The real damage is that the false promises comprise a secular Slough of Despond, in which any common regard for society is lost.......

"He who permits himself to tell a lie once, finds it much easier to do it a second and third time, till at length it becomes habitual; he tells lies without attending to it, and truths without the world's believing him. This falsehood of the tongue leads to that of the heart, and in time depraves all its good dispositions."

- Thomas Jefferson

Tuesday, March 9, 2010

Talking About Things

We need to talk about things, make lists of things. Adjectives were a useful device for describing those things, back when our word-hoard of the most extreme of those parts of speech were not loosed within 30 seconds of talking about anything.

Tornadoes, hurricanes, earthquakes, tsunamis, volcanoes, end of days, zombie apocalypse -to name a few, but not to exclude wrecks, collisions, collapses, (multiple) shootings all now instantly provoke a list of all extant adjectives that can possibly pertain to (X).

Exciting, terrifying, horrifying, devastating, amazing......as with most types of words, English provides an abundant, but not unlimited, array of synonyms. Now they are immediately gone, employed as a compulsory litany whenever a qualifying event occurs. And the bar is set very, very low.

Thus, an F1 tornado that disassembles a trailer in an Oklahoma mobile home park is placed at the same level as a Chilean earthquake that kills 800 and moves a city ten feet, or an Indonesian tsunami that kills as many people as Hiroshima and Nagasaki combined.

It is as if some thoughtless egalitarian impulse is at work here, that in the end denies us what adjectives are supposed to provide- a sense of degree.

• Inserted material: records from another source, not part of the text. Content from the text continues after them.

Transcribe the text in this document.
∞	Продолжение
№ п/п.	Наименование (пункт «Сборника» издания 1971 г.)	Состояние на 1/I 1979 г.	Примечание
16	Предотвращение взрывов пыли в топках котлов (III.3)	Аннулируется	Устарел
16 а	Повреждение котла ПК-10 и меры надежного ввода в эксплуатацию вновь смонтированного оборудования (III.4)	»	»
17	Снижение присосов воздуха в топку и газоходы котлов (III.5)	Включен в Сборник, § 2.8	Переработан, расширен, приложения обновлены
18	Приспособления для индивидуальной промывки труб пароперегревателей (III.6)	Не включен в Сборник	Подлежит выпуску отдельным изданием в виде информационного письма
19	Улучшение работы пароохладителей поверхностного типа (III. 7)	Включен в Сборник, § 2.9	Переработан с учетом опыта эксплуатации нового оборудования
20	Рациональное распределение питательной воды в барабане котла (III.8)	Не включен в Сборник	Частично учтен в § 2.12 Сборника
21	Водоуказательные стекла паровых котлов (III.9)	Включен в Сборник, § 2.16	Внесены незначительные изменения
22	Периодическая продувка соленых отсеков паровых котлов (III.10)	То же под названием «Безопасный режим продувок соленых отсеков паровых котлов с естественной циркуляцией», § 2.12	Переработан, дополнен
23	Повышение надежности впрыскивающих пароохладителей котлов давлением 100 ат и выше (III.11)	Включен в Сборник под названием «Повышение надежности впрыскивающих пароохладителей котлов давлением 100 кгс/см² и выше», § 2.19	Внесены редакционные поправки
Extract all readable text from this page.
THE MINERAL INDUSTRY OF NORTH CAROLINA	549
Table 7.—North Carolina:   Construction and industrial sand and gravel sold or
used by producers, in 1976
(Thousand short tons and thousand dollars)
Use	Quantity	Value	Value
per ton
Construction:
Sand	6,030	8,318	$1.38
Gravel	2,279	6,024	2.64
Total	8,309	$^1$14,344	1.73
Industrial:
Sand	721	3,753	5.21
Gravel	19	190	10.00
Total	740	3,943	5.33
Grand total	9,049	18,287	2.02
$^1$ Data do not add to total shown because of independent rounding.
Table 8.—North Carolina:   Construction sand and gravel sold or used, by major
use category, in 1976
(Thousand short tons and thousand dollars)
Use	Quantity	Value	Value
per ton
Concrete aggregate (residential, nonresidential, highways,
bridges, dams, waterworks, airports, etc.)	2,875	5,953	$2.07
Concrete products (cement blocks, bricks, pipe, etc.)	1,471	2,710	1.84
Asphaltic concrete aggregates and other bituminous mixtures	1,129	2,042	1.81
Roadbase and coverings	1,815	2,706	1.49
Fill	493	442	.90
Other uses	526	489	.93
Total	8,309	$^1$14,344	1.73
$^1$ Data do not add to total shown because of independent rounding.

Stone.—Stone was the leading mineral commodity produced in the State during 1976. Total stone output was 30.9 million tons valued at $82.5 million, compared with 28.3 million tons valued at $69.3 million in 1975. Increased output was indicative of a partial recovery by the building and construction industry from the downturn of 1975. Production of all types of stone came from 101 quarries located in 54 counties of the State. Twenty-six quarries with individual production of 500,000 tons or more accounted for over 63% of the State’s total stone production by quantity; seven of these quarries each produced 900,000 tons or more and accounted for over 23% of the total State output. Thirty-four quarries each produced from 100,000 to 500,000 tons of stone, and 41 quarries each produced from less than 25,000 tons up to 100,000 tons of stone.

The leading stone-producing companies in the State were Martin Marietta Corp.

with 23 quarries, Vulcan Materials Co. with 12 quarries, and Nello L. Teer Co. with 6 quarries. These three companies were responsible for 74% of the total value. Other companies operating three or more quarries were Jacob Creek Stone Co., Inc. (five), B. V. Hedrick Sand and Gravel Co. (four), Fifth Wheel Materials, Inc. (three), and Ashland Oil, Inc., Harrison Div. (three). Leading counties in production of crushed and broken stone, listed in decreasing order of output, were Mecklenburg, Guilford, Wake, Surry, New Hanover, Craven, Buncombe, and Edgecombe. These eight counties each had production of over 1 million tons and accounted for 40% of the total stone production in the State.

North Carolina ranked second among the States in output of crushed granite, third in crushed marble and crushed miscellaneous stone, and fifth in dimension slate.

I propose a ten year moratorium on adjectives, a prescription which I will doubtless violate....with extreme prejudice.

Saturday, March 6, 2010

Vital Data and Postscript

VITAL DATA

"There are two restaurants here and a tearoom, two bars, one bank, three barbers, one with a green shade with which he blinds his window, two groceries, a dealer in Fords, one drug, one hardware, and one appliance store. several that sell feed, grain, and farm equipment. an antique shop. a poolroom. a laundromat. three doctors. a dentist, a plumber. a vet. a funeral home in elegant repair the color of a buttercup. numerous beauty parlors which open and shut like night-blooming plants. a tiny dime and department store of no width but several floors. a hutch, homemade, where you can order, after lying down or squirming in, furniture that's been fashioned from bent lengths of stainless steel tubing, glowing plastic, metallic thread, and clear shellac. an American Legion Post and a root beer stand. little agencies for this and that: cosmetics, brushes, insurance, greeting cards and garden produce -anything - sample shoes - which do their business out of hats and satchels, over coffee cups and dissolving sugar. a factory for making paper sacks and pasteboard boxes that's lodged in an old brick building bearing the legend OPERA HOUSE, still faintly golden, on its roof. a library given by Carnegie. a post office. a school. a railroad station. fire station. lumberyard. telephone company. welding shop...and spotted through the town from one end to the other in a line along the highway, gas stations to the number five."

- William H. Gass, In the Heart of the Heart of the Country (1968)

.....and from the same author, in only a slightly different place: "Things have changed since then, but in none of the respects mentioned."

....and I would add: "Except- less of everything described, none of some, and the only addition, which is of questionable merit, of two meth labs."